Chronic myeloid leukemia (CML) is a myeloproliferative disorder characterized by the t(9;22) translocation coding for the chimeric protein p210 BCR-ABL. The tumor suppressor phosphatase and tensin homolog (PTEN) has recently been shown to have a critical role in the pathogenesis of CML. Nuclear localization and proper nuclear-cytoplasmic shuttling are crucial for PTEN's tumor suppressive function. In this study, we show that BCR-ABL enhances HAUSP-induced de-ubiquitination of PTEN in turn favoring its nuclear exclusion. We further demonstrate that BCR-ABL physically interacts with and phosphorylates HAUSP on tyrosine residues to trigger its activity. Importantly, we also find that PTEN delocalization induced by BCR-ABL does not occur in the leukemic stem cell compartment due to high levels of PML, a potent inhibitor of HAUSP activity toward PTEN. We therefore identify a new proto-oncogenic mechanism whereby BCR-ABL antagonizes the nuclear function of the PTEN tumor suppressor, with important therapeutic implications for the eradication of CML minimal residual disease.

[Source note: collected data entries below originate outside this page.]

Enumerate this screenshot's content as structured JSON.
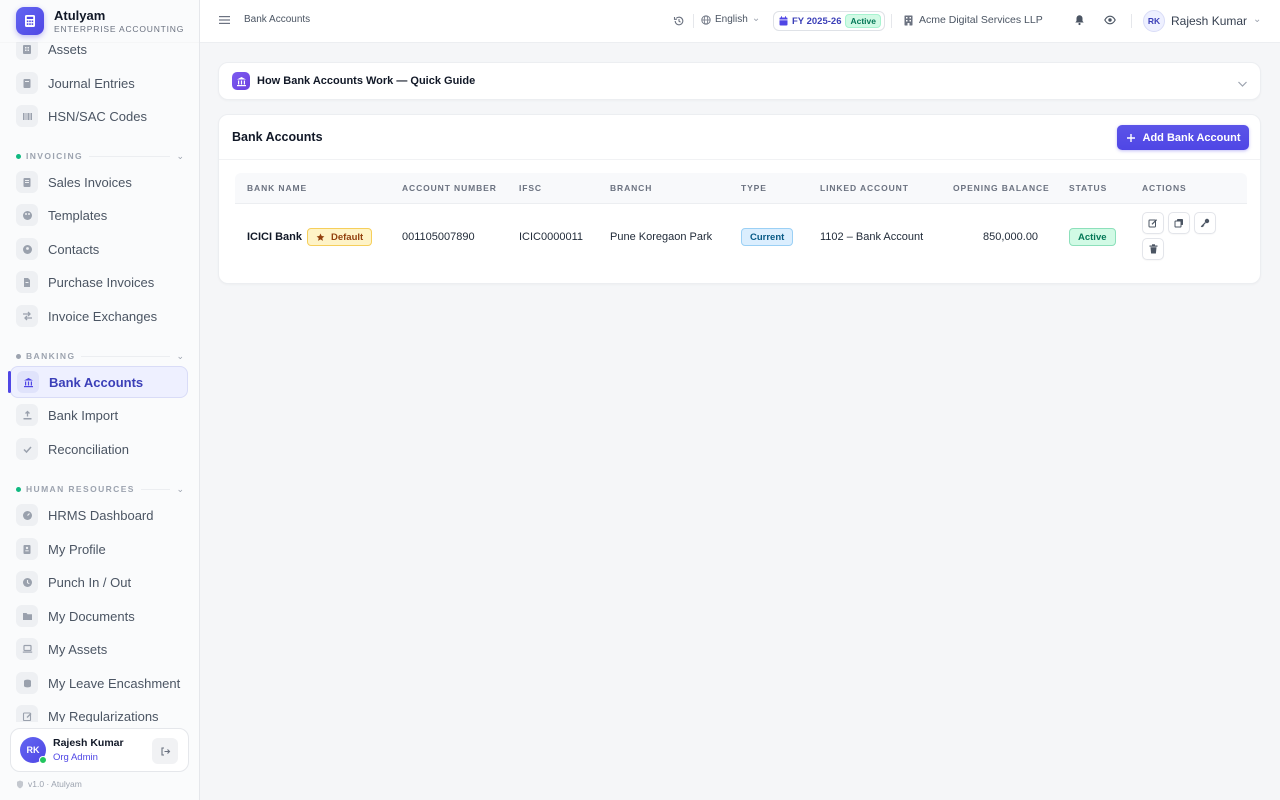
{
  "app": {
    "name": "Atulyam",
    "subtitle": "ENTERPRISE ACCOUNTING",
    "version": "v1.0 · Atulyam"
  },
  "sidebar": {
    "items_top": [
      {
        "label": "Assets",
        "icon": "building-icon"
      },
      {
        "label": "Journal Entries",
        "icon": "book-icon"
      },
      {
        "label": "HSN/SAC Codes",
        "icon": "barcode-icon"
      }
    ],
    "sections": {
      "invoicing": "INVOICING",
      "banking": "BANKING",
      "hr": "HUMAN RESOURCES"
    },
    "invoicing_items": [
      "Sales Invoices",
      "Templates",
      "Contacts",
      "Purchase Invoices",
      "Invoice Exchanges"
    ],
    "banking_items": [
      "Bank Accounts",
      "Bank Import",
      "Reconciliation"
    ],
    "hr_items": [
      "HRMS Dashboard",
      "My Profile",
      "Punch In / Out",
      "My Documents",
      "My Assets",
      "My Leave Encashment",
      "My Regularizations"
    ]
  },
  "user": {
    "initials": "RK",
    "name": "Rajesh Kumar",
    "role": "Org Admin"
  },
  "topbar": {
    "breadcrumb": "Bank Accounts",
    "language": "English",
    "fiscal_year": "FY 2025-26",
    "fy_status": "Active",
    "organization": "Acme Digital Services LLP",
    "user_initials": "RK",
    "user_name": "Rajesh Kumar"
  },
  "guide": {
    "title": "How Bank Accounts Work — Quick Guide"
  },
  "panel": {
    "title": "Bank Accounts",
    "add_button": "Add Bank Account",
    "columns": [
      "BANK NAME",
      "ACCOUNT NUMBER",
      "IFSC",
      "BRANCH",
      "TYPE",
      "LINKED ACCOUNT",
      "OPENING BALANCE",
      "STATUS",
      "ACTIONS"
    ],
    "rows": [
      {
        "bank_name": "ICICI Bank",
        "default_badge": "Default",
        "account_number": "001105007890",
        "ifsc": "ICIC0000011",
        "branch": "Pune Koregaon Park",
        "type": "Current",
        "linked_account": "1102 – Bank Account",
        "opening_balance": "850,000.00",
        "status": "Active"
      }
    ]
  },
  "colors": {
    "accent": "#4f46e5",
    "active_green": "#047857",
    "default_yellow": "#fef3c7"
  }
}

慢性髓性白血病(CML)是一种骨髓增生性疾病,其特征在于 t(9;22)易位编码嵌合蛋白 p210 BCR-ABL。肿瘤抑制因子磷酸酶和张力蛋白同源物(PTEN)最近被证明在 CML 的发病机制中具有关键作用。核定位和适当的核质穿梭对于 PTEN 的肿瘤抑制功能至关重要。在这项研究中,我们表明 BCR-ABL 增强了 HAUSP 诱导的 PTEN 去泛素化,从而有利于其核排斥。我们进一步证明 BCR-ABL 与 HAUSP 相互作用并在酪氨酸残基上磷酸化 HAUSP,从而触发其活性。重要的是,我们还发现由于 PML 水平高,BCR-ABL 诱导的 PTEN 去定位不会发生在白血病干细胞区室中,因为 PML 是 HAUSP 对 PTEN 活性的有效抑制剂。因此,我们确定了一种新的原癌基因机制,即 BCR-ABL 拮抗 PTEN 肿瘤抑制因子的核功能,这对根除 CML 微小残留病具有重要的治疗意义。